Come avvenivano i tuoi contatti, quante ore stavi al computer? Si tratta di stare ore e ore davanti al monitor a guardare foto e filmini pornografici stimolando continuamente il tuo pene. Alla fine, quando non ne puoi più, quando il tuo istinto di conservazione ti fa sentire che non puoi continuare ancora, che rischi l'obnubilamento, che non puoi continuare a violentare te stesso, eiaculi e finalmente esci da quello stato folle di costrizione. La tensione precipita verticalmente e tu ti domandi immediatamente come tutto questo possa essere avvenuto, proprio a te. E senti che in ogni caso questa è stata l'ultima volta e che mai e poi mai lo rifarai. Ma poi, dopo un'ora o un giorno ricominci, con ossessione, con disperazione.
Quanto ti è costato puramente in termini economici? È un argomento importante. Se tu vedi solo fotografie, puoi stare anche una settimana davanti al monitor a guardare foto porno, senza pagare una lira (salvo il costo della telefonata urbana per il collegamento). L'offerta di foto porno gratuite è praticamente infinita e puoi trovare veramente tutto quello che vuoi. Quando ti fanno vedere gratuitamente 500 foto porno e poi ti dicono che se vuoi vederne di più devi fornire il numero di carta di credito, è falso. Più di quello che hai già visto, ti assicuro, non c'è da vedere.

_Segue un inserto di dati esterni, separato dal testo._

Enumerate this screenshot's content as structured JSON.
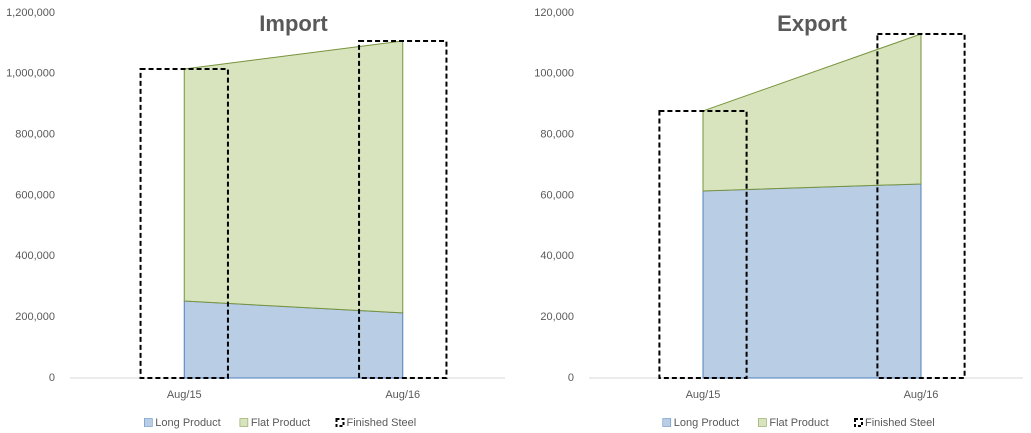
{
  "chart_data": [
    {
      "type": "area",
      "title": "Import",
      "categories": [
        "Aug/15",
        "Aug/16"
      ],
      "series": [
        {
          "name": "Long Product",
          "color": "#b9cde5",
          "line_color": "#4f81bd",
          "values": [
            253000,
            214000
          ]
        },
        {
          "name": "Flat Product",
          "color": "#d7e4bd",
          "line_color": "#77933c",
          "values": [
            763000,
            894000
          ]
        },
        {
          "name": "Finished Steel",
          "type": "bar",
          "color": "#000000",
          "dashed": true,
          "values": [
            1016000,
            1108000
          ]
        }
      ],
      "ylim": [
        0,
        1200000
      ],
      "yticks": [
        0,
        {
          "value": 200000,
          "label": "200,000"
        },
        {
          "value": 400000,
          "label": "400,000"
        },
        {
          "value": 600000,
          "label": "600,000"
        },
        {
          "value": 800000,
          "label": "800,000"
        },
        {
          "value": 1000000,
          "label": "1,000,000"
        },
        {
          "value": 1200000,
          "label": "1,200,000"
        }
      ],
      "legend": "bottom"
    },
    {
      "type": "area",
      "title": "Export",
      "categories": [
        "Aug/15",
        "Aug/16"
      ],
      "series": [
        {
          "name": "Long Product",
          "color": "#b9cde5",
          "line_color": "#4f81bd",
          "values": [
            61500,
            63800
          ]
        },
        {
          "name": "Flat Product",
          "color": "#d7e4bd",
          "line_color": "#77933c",
          "values": [
            26300,
            49300
          ]
        },
        {
          "name": "Finished Steel",
          "type": "bar",
          "color": "#000000",
          "dashed": true,
          "values": [
            87800,
            113100
          ]
        }
      ],
      "ylim": [
        0,
        120000
      ],
      "yticks": [
        0,
        {
          "value": 20000,
          "label": "20,000"
        },
        {
          "value": 40000,
          "label": "40,000"
        },
        {
          "value": 60000,
          "label": "60,000"
        },
        {
          "value": 80000,
          "label": "80,000"
        },
        {
          "value": 100000,
          "label": "100,000"
        },
        {
          "value": 120000,
          "label": "120,000"
        }
      ],
      "legend": "bottom"
    }
  ]
}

Diventare un "pornodipendente" cosa significa sul piano dei rapporti umani? Quali problemi hai avuto con la tua vita di tutti i giorni? Rispondo con una mail di uno dei partecipanti del gruppo che ha saputo descrivere bene questo stato d'animo. Alle volte quando ho qualche giorno libero lo passo letteralmente davanti al monitor. Come una droga non riesco a farne a meno, cerco di rubare tempo per connettermi, per assecondare tutte le mie fantasie. Ho una ragazza che non sospetta neanche lontanamente questa mia mania, guai lo sapesse. In più, a complicare il tutto e forse a spingermi a cercare aiuto, sono arrivati i problemi di carattere sessuale: difficoltà di erezione, scarso desiderio. La mia lei è molto paziente, mi ama, e io non riesco più a soddisfarla: non ce la faccio più. [...] La mia vita sta diventando sempre più una "schifezza". Sono sempre stanco, dormo male. Vorrei avere una vita sessuale e sentimentale normale.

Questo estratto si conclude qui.